Securing ML Systems on Kubernetes

Why Security Is an MLOps Problem, Not Just an Infra Problem

ML systems have unique attack surfaces. A compromised training pipeline can inject poisoned data. A model artifact that’s been tampered with can produce subtly wrong predictions at scale. An exposed MLflow API can leak proprietary model architectures and training data.

Standard Kubernetes security hygiene doesn’t cover these cases. You need both.

The CIS Benchmark Baseline

I ran kube-bench against my k3s cluster after Phase 1. The results were humbling — not because k3s is insecure by default, but because defaults are designed for usability, not security.

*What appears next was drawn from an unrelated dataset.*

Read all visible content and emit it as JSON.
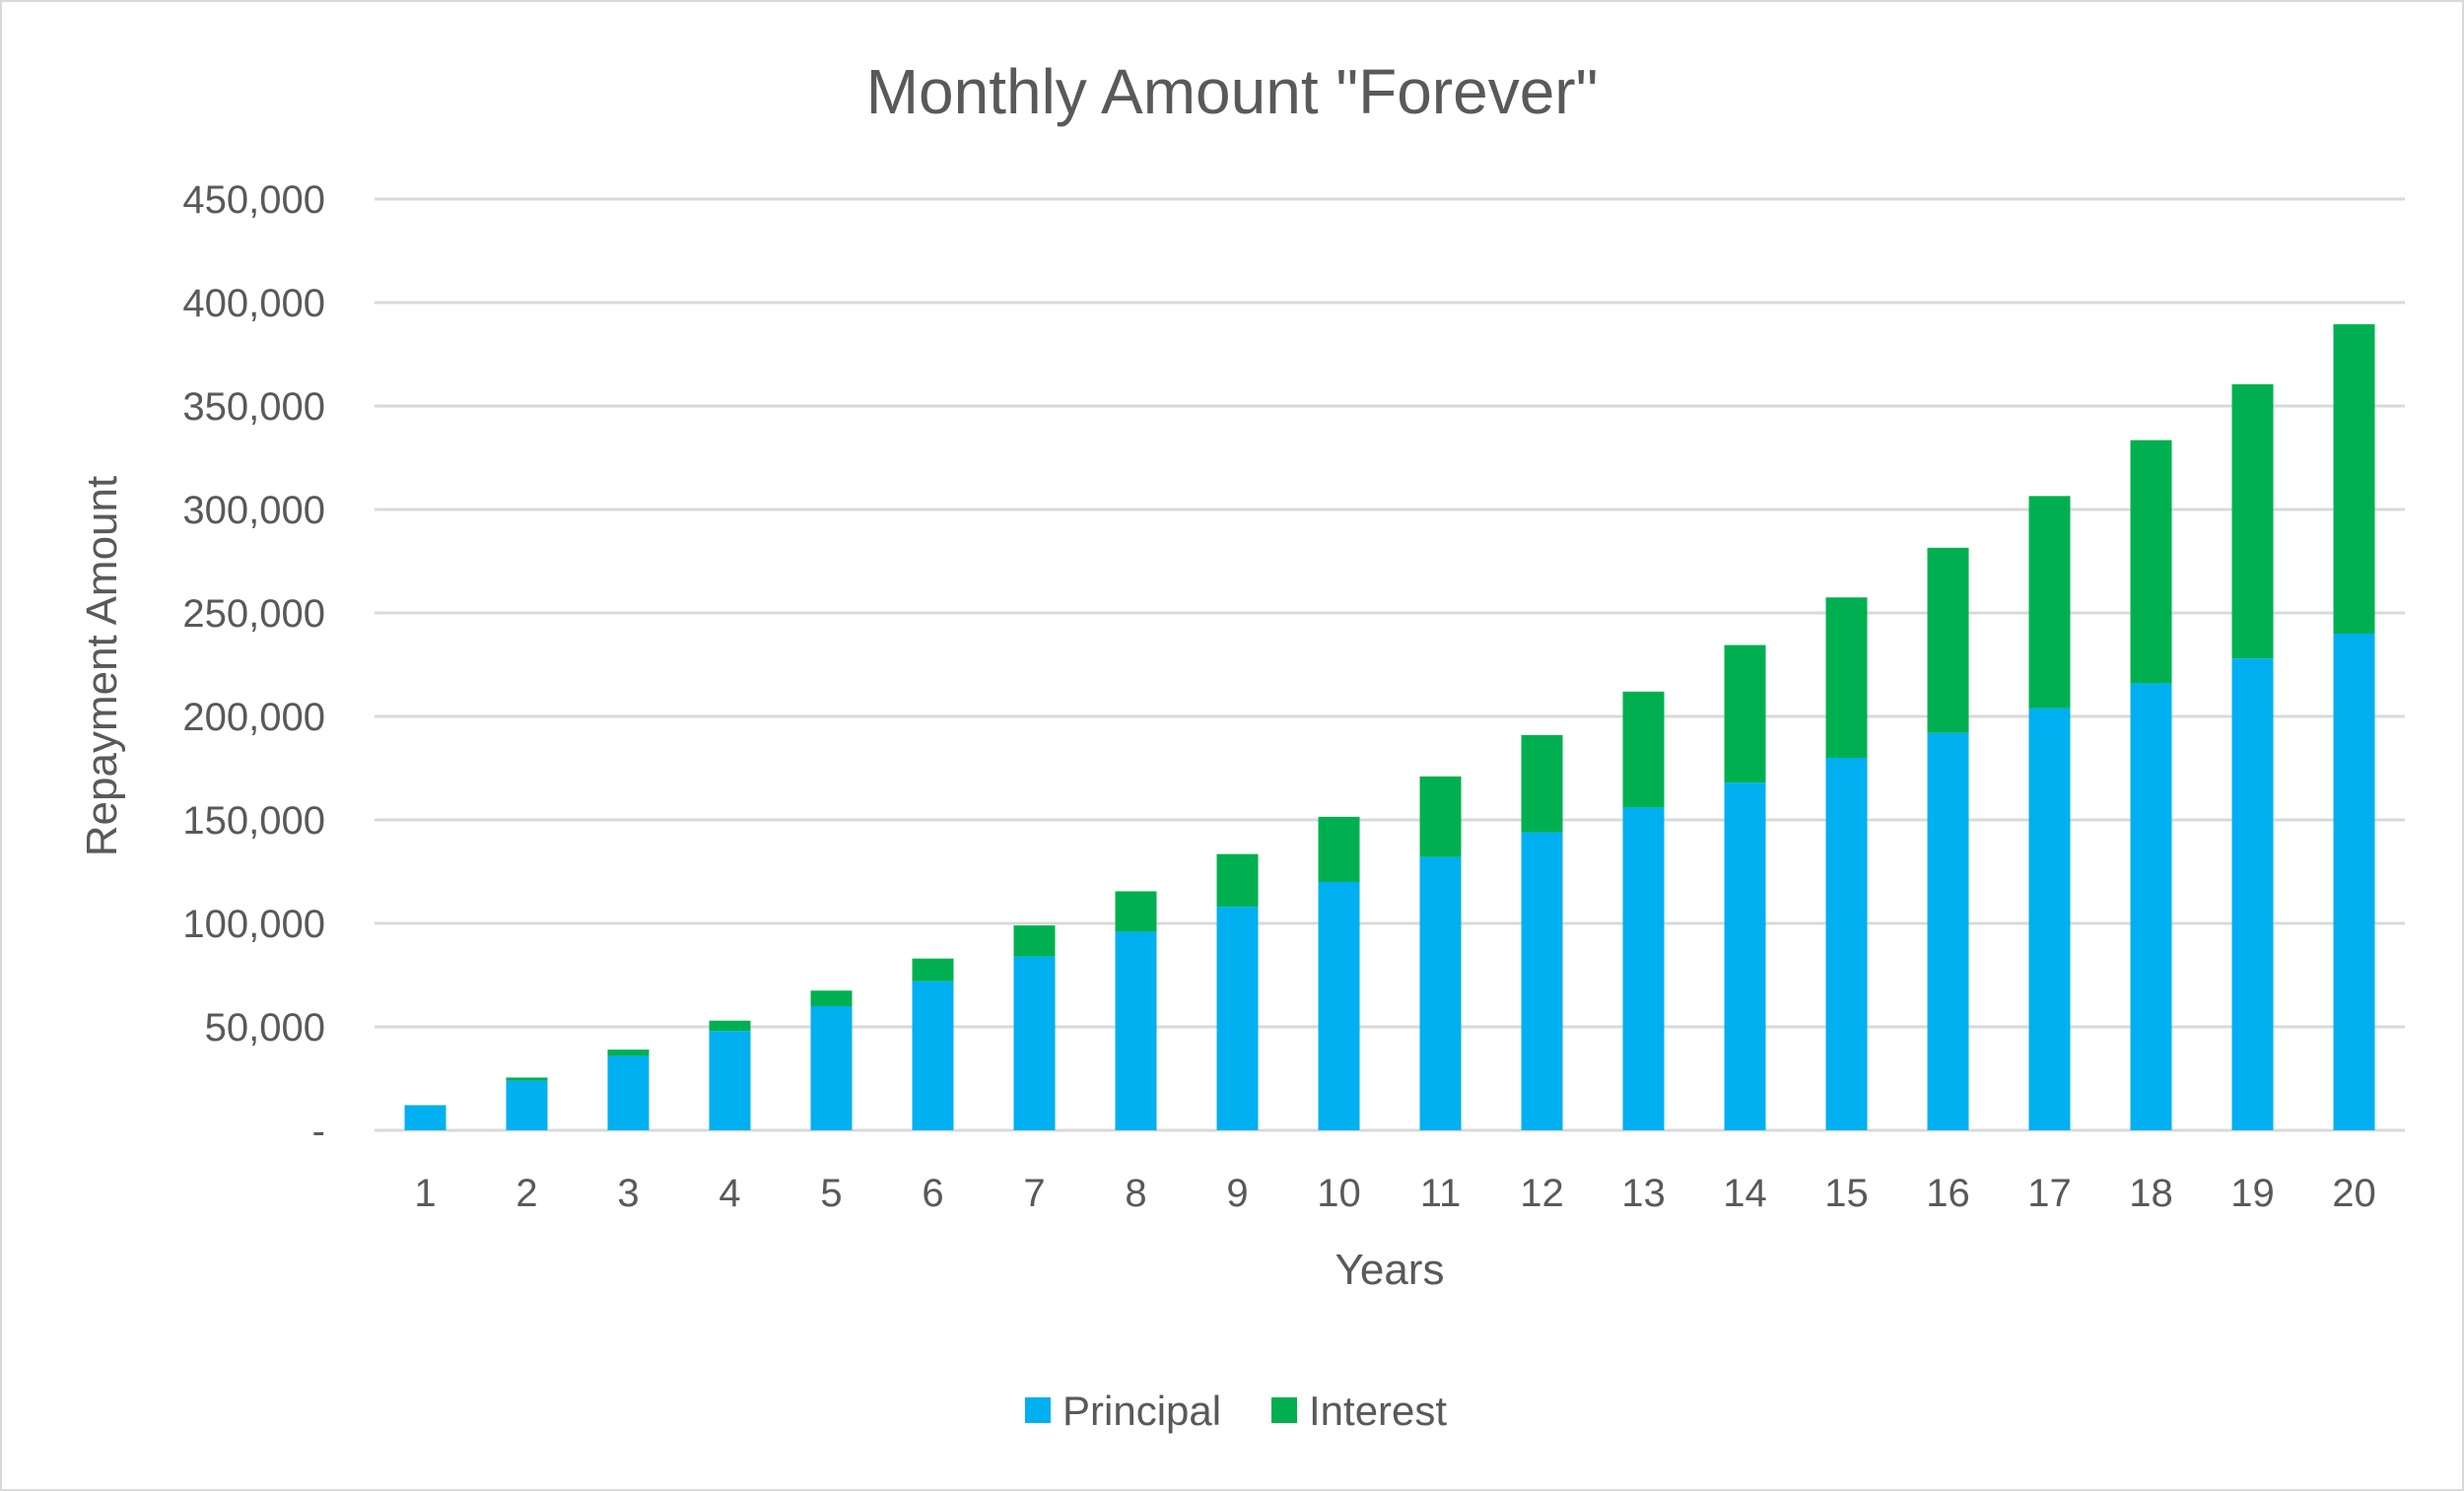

Key findings that mattered for ML workloads:

Anonymous authentication enabled: The API server would serve requests without credentials if you knew the right endpoint. For a cluster running ML experiments with proprietary data, this is a critical finding. Fix: --anonymous-auth=false.

No PodSecurityAdmission: Pods could run as root, mount arbitrary host paths, use host networking. A compromised training pod could exfiltrate data via the host network. Fix: Enable PSA in enforce mode with restricted profile for ML workloads.

No NetworkPolicies: Any pod could talk to any other pod. A compromised inference service could reach the MLflow API and tamper with model registry state. Fix: default-deny NetworkPolicy with explicit allow rules.

OPA/Gatekeeper for ML-Specific Policies

Some security requirements are specific to ML systems and not covered by generic Kubernetes policies:

# Deny model deployments without required labels
package mlops.model.labels

violation[{"msg": msg}] {
  input.review.object.kind == "Deployment"
  input.review.object.metadata.labels["mlops.io/model-name"] == null
  msg := "Model deployments must have mlops.io/model-name label"
}

This policy enforces that every Deployment in the ML namespace is labeled with its model name — a prerequisite for drift tracking and audit logging.

HashiCorp Vault for Secrets

Credentials for MinIO, PostgreSQL (MLflow backend), and the model registry should never touch Git or Kubernetes Secrets (which are only base64-encoded, not encrypted).

Vault provides dynamic credentials, automatic rotation, and audit logging for every secret access. Combined with the ExternalSecrets Operator, secrets are injected into pods at runtime without ever persisting in etcd.